— By Ken Koch

imageFor better or worse, the other excellent posts in this blog [see here and here] have spurred me on to offer my own reflections…

I was heavily recruited to leave Edison and be part of the grand experiment that was getting underway at Booker T. Washington: “the best teachers”; “more special classes from which to choose”; “great facilities”; “your very own TV studio”; and “a show on Tulsa Cable”.

Mr. Crowell, though, made a more compelling case for me to stay at Edison. We cobbled together our own, albeit very crude, studio… black-and-white cameras, bang box switcher, and a 3/4 inch machine that we set up in the hallways for playback.

As a senior, I arranged to have two periods of Instructional Media (which was unheard of). Mr. Kirby was very unhappy that I wasn’t signing up for Calculus with Mr. Dobelbower… he was convinced I was making a huge, life mistake spending so much time in IM.
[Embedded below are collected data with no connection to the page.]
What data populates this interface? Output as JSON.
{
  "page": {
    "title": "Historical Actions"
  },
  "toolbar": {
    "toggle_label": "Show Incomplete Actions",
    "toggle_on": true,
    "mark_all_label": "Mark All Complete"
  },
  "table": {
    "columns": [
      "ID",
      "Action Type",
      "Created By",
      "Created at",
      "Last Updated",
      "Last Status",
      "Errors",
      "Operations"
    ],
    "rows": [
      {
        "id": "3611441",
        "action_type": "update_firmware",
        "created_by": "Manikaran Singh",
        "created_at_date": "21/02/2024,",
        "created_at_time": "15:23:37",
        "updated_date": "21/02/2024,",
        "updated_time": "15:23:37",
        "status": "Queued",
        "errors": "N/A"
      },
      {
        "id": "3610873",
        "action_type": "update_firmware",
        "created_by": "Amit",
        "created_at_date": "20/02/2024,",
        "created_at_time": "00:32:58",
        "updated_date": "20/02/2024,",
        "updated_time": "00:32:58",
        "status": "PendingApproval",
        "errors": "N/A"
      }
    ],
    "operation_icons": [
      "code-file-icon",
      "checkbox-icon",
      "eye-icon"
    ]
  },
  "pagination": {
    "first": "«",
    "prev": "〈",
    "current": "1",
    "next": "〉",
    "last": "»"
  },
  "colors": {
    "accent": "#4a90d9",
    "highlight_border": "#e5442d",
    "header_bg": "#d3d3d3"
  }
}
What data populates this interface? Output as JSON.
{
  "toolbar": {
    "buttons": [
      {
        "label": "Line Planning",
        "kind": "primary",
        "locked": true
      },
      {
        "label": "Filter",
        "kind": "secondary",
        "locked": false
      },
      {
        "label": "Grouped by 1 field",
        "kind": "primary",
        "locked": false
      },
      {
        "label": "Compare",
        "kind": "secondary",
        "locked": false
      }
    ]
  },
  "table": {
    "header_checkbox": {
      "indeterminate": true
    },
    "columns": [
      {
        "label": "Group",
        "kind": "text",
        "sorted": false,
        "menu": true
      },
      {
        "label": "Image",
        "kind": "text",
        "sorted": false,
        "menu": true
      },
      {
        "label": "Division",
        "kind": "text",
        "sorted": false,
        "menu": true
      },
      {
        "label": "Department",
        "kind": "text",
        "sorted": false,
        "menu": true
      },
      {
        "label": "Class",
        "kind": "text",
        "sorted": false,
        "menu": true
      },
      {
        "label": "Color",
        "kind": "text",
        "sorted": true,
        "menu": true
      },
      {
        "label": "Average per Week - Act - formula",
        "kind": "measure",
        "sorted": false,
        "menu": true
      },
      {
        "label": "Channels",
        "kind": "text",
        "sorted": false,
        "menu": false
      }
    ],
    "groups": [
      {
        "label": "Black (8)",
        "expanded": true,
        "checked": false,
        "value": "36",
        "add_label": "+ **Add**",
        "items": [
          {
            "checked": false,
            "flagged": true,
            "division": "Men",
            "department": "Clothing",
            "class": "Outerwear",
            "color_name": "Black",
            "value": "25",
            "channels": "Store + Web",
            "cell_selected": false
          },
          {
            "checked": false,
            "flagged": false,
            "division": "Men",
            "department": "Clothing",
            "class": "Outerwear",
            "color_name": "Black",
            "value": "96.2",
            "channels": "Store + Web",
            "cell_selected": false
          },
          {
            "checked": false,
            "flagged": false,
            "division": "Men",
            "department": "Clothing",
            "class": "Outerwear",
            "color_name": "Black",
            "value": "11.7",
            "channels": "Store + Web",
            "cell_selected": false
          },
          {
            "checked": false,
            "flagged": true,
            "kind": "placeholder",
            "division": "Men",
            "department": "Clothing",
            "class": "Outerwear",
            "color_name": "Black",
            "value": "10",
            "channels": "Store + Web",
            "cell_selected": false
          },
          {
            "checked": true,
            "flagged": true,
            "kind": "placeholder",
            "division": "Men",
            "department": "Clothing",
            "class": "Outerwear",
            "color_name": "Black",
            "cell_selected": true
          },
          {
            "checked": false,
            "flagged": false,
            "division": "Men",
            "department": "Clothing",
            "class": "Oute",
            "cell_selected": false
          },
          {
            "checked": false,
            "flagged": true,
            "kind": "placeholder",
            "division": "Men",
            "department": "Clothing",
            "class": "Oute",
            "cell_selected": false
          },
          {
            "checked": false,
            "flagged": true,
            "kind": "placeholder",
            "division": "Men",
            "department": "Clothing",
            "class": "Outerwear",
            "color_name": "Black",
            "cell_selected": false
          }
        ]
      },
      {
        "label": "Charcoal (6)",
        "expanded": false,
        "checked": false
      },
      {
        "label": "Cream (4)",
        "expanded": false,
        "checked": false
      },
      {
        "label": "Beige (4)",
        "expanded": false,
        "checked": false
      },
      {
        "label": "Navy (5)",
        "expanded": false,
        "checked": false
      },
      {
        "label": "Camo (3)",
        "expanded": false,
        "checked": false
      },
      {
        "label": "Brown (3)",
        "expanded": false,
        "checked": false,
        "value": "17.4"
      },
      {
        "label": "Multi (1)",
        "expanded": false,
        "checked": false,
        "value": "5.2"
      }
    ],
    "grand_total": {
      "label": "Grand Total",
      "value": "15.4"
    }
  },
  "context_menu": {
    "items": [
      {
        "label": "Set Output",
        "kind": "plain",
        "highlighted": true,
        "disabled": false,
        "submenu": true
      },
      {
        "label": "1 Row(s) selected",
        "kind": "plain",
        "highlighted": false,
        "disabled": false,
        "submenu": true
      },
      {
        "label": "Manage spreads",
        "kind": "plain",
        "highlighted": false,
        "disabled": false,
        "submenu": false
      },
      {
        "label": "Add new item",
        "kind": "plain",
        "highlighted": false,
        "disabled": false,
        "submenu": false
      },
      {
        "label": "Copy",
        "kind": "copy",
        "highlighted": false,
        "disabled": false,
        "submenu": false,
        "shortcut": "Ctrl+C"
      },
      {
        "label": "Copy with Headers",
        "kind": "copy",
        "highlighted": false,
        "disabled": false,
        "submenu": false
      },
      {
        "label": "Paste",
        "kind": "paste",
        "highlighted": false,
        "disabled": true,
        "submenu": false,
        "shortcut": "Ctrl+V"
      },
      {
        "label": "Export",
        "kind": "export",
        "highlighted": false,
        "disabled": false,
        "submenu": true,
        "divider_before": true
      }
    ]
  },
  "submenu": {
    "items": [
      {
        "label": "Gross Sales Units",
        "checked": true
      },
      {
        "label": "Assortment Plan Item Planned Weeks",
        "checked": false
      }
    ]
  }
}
As it turned out, Mr. Crowell did me a huge favor… the experience I gained helped me get my first job in broadcasting (while still at Edison) and, 40 years later, most every turn in my career has had a connection back to those days on the third floor. Likewise, Benson let me write articles for the newspaper that got her called on the carpet (but earned me scholarships). Mrs. Landry let me be her teacher’s aide as she amazed students by unraveling the arcane world of Algebra, while taking time for sing-alongs of The Red River Valley and railing against racism as only a child of the South could.

My path was not the usual one (remember the bluegrass and country/western performances?), but it was one that received guidance and support that were pure Edison. I’m fairly certain that each of you had a similar experience. I look forward to hearing stories about your Eagle journey next weekend.